Bitte beachten Sie: Der Kommentarbereich wird gemäß der  Forenregeln moderiert. Allgemeine Fragen und Kritik zu Online-Artikeln von PC Games Hardware sind im Feedback-Unterforum zu veröffentlichen und nicht im Kommentarthread zu einer News. Dort werden sie ohne Nachfragen entfernt.




			Dieser Inhalt steht nur eingeloggten Mitgliedern zur Verfügung.
        

 Zurück zum Artikel: *Monster Hunter: Actionreicher Trailer zum Kinofilm mit Milla Jovovich*


----------



## Basileukum (17. Oktober 2020)

Die alte Ostblockactionmaus, hat aber auch mit den Verfilmungen von RE lustige Sachen betrieben.

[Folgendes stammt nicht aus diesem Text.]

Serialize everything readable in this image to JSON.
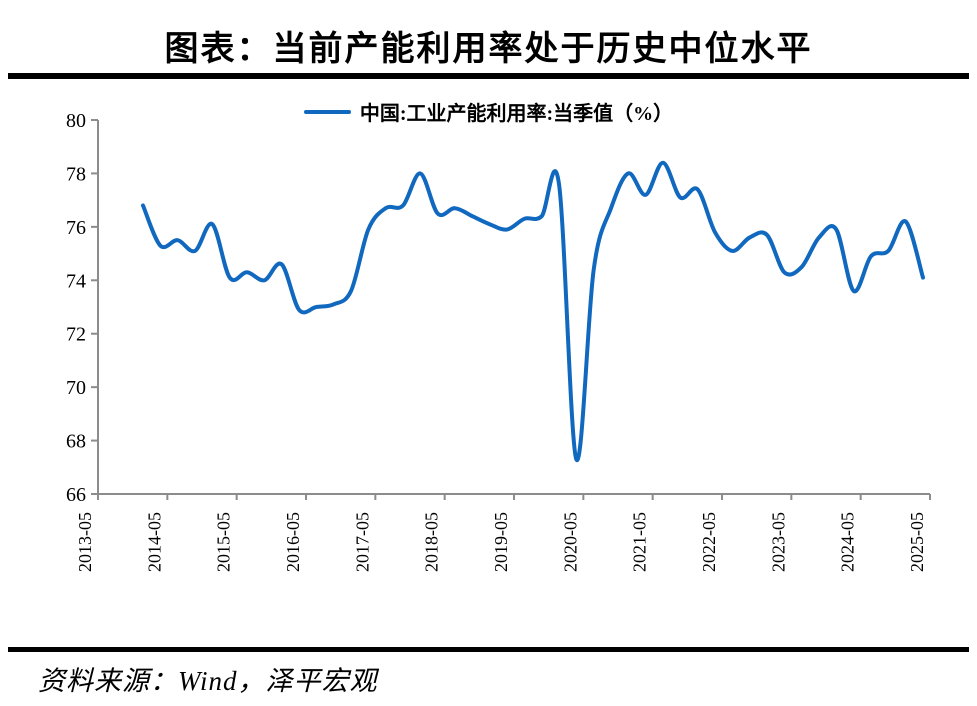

Sind ja nicht alle Franchises sooo gut angekommen als Film. Lara Croft hat es auch ganz gut gemacht.


----------



## 4thVariety (17. Oktober 2020)

Der Monster Hunter Film wirkt für mich halt einfach billig auf Basis des Trailers. Warum eine Fantasywelt mit exotischen Orten und Kostümen erschaffen, wenn man einfach ein paar Marines mit Autos in der Wüste filmen kann? Da muss man keine teuren Sets bauen, braucht nicht viel Kostüme. Man nimmt einfach was noch von der Resident Evil Produktion rumliegt und das sind Armee Uniformen und ein Humvee. Asset-Flip würde man auf Steam sagen, wenn es ein Spiel wäre.

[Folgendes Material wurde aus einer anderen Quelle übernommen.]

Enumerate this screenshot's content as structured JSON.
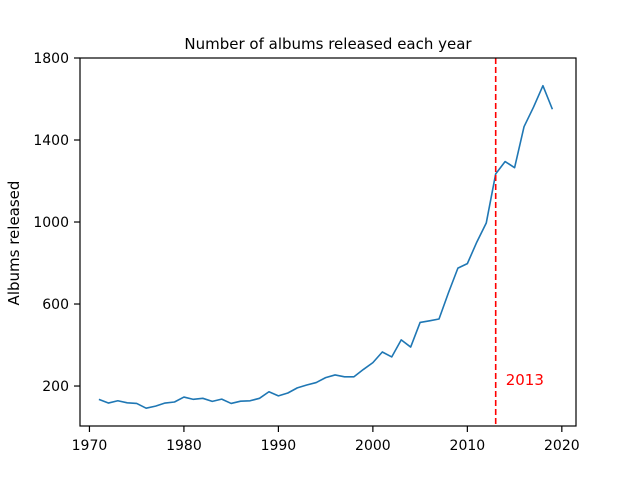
{
  "chart_data": {
    "type": "line",
    "title": "Number of albums released each year",
    "xlabel": "",
    "ylabel": "Albums released",
    "xlim": [
      1969,
      2021.5
    ],
    "ylim": [
      5,
      1800
    ],
    "x_ticks": [
      1970,
      1980,
      1990,
      2000,
      2010,
      2020
    ],
    "y_ticks": [
      200,
      600,
      1000,
      1400,
      1800
    ],
    "grid": false,
    "series": [
      {
        "color": "#1f77b4",
        "x": [
          1971,
          1972,
          1973,
          1974,
          1975,
          1976,
          1977,
          1978,
          1979,
          1980,
          1981,
          1982,
          1983,
          1984,
          1985,
          1986,
          1987,
          1988,
          1989,
          1990,
          1991,
          1992,
          1993,
          1994,
          1995,
          1996,
          1997,
          1998,
          1999,
          2000,
          2001,
          2002,
          2003,
          2004,
          2005,
          2006,
          2007,
          2008,
          2009,
          2010,
          2011,
          2012,
          2013,
          2014,
          2015,
          2016,
          2017,
          2018,
          2019
        ],
        "values": [
          135,
          117,
          128,
          118,
          115,
          92,
          102,
          117,
          122,
          146,
          135,
          140,
          125,
          136,
          115,
          126,
          128,
          140,
          172,
          152,
          166,
          191,
          205,
          217,
          241,
          254,
          245,
          245,
          281,
          314,
          366,
          342,
          425,
          390,
          510,
          518,
          527,
          655,
          775,
          797,
          902,
          995,
          1235,
          1295,
          1265,
          1465,
          1560,
          1665,
          1550
        ]
      }
    ],
    "annotations": [
      {
        "type": "vline",
        "x": 2013,
        "color": "#ff0000",
        "style": "dashed",
        "label": "2013",
        "label_y": 225
      }
    ]
  }
}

Ich wüsste auch nicht, wann ich in Monster Hunter das letzte Mal einen U.S. Marine gespielt habe. Vielleicht gibt es ja auch ein CoD: Monster Hunter vom dem ich nichts weiß und die Verfilmung basiert darauf. Wer kennt schon alle Spiele?

Ich glaub ich schenk mit den Film und schau lieber nächsten Dienstag Street Fighter noch mal an.


----------



## Kondar (17. Oktober 2020)

Sinnlose Action?
Wo ist mein Popcorn?


----------



## Rhetoteles (27. Oktober 2020)

Boar ist die Syncro schlecht. Ich passe...


----------